Although the example shows the server sending a $lt;hello> message
followed by the client's message, both sides will send the message as
soon as the NETCONF subsystem is initialized, perhaps simultaneously.
2.2 Reversability of Connections
The NETCONF protocol is reversible -- either the manager or the agent
may initiate the session-layer or transport connection. Once the
session is established, the NETCONF capabilities exchange will be
used to indicate which side of the connection is the agent and which
is the manager, as indicated in the previous example. If there is no
agreement, each side MUST close the transport connection and log an
error.
In order to provide for reversability when used over SSH, it may be
necessary for either the NETCONF agent or the NETCONF manager to have
a well known host key, as it is always required for the SSH server to
have a well known host key. Thus, the server will authenticate
itself to the client with its host key. The client will then
authenticate itself with any allowable mechanism, as specified in
[4]. The authenticated principle is then passed to NETCONF.

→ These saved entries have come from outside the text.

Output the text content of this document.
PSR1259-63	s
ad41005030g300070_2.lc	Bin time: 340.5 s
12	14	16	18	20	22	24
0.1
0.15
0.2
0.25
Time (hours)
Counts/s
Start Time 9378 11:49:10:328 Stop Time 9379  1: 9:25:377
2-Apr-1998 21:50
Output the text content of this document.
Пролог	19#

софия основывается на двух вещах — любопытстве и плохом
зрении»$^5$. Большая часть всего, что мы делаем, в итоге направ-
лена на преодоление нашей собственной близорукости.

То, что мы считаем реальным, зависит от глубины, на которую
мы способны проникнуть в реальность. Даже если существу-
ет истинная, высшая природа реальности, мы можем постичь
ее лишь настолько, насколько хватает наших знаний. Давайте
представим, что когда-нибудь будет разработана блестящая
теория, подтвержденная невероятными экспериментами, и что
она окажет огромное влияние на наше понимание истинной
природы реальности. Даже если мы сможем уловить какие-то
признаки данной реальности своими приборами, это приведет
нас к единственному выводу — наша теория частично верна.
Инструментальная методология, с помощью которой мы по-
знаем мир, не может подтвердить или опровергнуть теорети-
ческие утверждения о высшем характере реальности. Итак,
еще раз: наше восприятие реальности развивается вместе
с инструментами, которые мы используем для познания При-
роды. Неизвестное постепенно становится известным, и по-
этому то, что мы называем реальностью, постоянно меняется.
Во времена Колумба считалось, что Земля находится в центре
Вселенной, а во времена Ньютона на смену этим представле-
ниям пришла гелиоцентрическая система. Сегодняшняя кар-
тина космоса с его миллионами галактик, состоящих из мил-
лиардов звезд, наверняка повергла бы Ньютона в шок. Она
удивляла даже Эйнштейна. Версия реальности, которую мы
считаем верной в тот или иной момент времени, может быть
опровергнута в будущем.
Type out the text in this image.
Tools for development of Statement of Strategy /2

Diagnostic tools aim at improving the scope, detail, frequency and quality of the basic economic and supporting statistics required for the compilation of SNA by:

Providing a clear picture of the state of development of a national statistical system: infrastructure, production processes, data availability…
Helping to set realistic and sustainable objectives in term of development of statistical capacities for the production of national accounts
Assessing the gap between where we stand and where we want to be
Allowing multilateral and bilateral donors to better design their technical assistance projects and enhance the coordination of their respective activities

Because the use of NETCONF may involve transferring sensitive
configuration information in either direction, both the client and
server must be authenticated and all of the data exchanged must be
encrypted. If either the client or server fails to successfully
authenticate itself, or if it is not possible to establish an
encrypted session, the NETCONF session MUST be aborted.
Wasserman & Goddard Expires April 18, 2004 [Page 6]
Internet-Draft NETCONF over SSH October 2003
3. Using NETCONF over SSH
A NETCONF over SSH session consists of the manager and agent
exchanging complete XML documents. Once the session has been
established and capabilities have been exchanged, the manager will
send complete XML documents to the server containing <rpc> elements,
and the agent will respond with complete XML documents containing
<rpc-reply> elements.
To continue the example given above, an XMLCONF over SSH session to
retrieve a set of configuration information might look like this:
<!-- The manager sends an XML document containing an <rpc>
element. -->
<?xml version="1.0" encoding="UTF-8"?>
<rpc id="101" xmlns="http://ietf.org/netconf/1.0/base">
<get-config>
<source> <running/> </source>
<config xmlns="http://example.com/schema/1.2/config">
<users/>
</config>
<format>xml</format>
</get-config>
</rpc>
<!-- The agent responds with an XML document containing an
<rpc-reply> element. -->
<?xml version="1.0" encoding="UTF-8"?>
<rpc-reply id="101" xmlns="http://ietf.org/netconf/1.0/base">
<config xmlns="http://example.com/schema/1.2/config">
<users>
<user><name>root</name><type>superuser</type></user>
<user><name>fred</name><type>admin</type></user>
<user><name>barney</name><type>admin</type></user>
</users>
</config>
</rpc-reply>
There are two NETCONF protocol operations that are not supported when
running NETCONF over SSH, the <rpc-progress> and <rpc-abort>
operations. These operations use the NETCONF management channel to
allow the processing of out-of-band operations that affect RPC
processing on the operations channel. Since this document defines a
single-channel mechanism for using NETCONF over SSH, these operations
Wasserman & Goddard Expires April 18, 2004 [Page 7]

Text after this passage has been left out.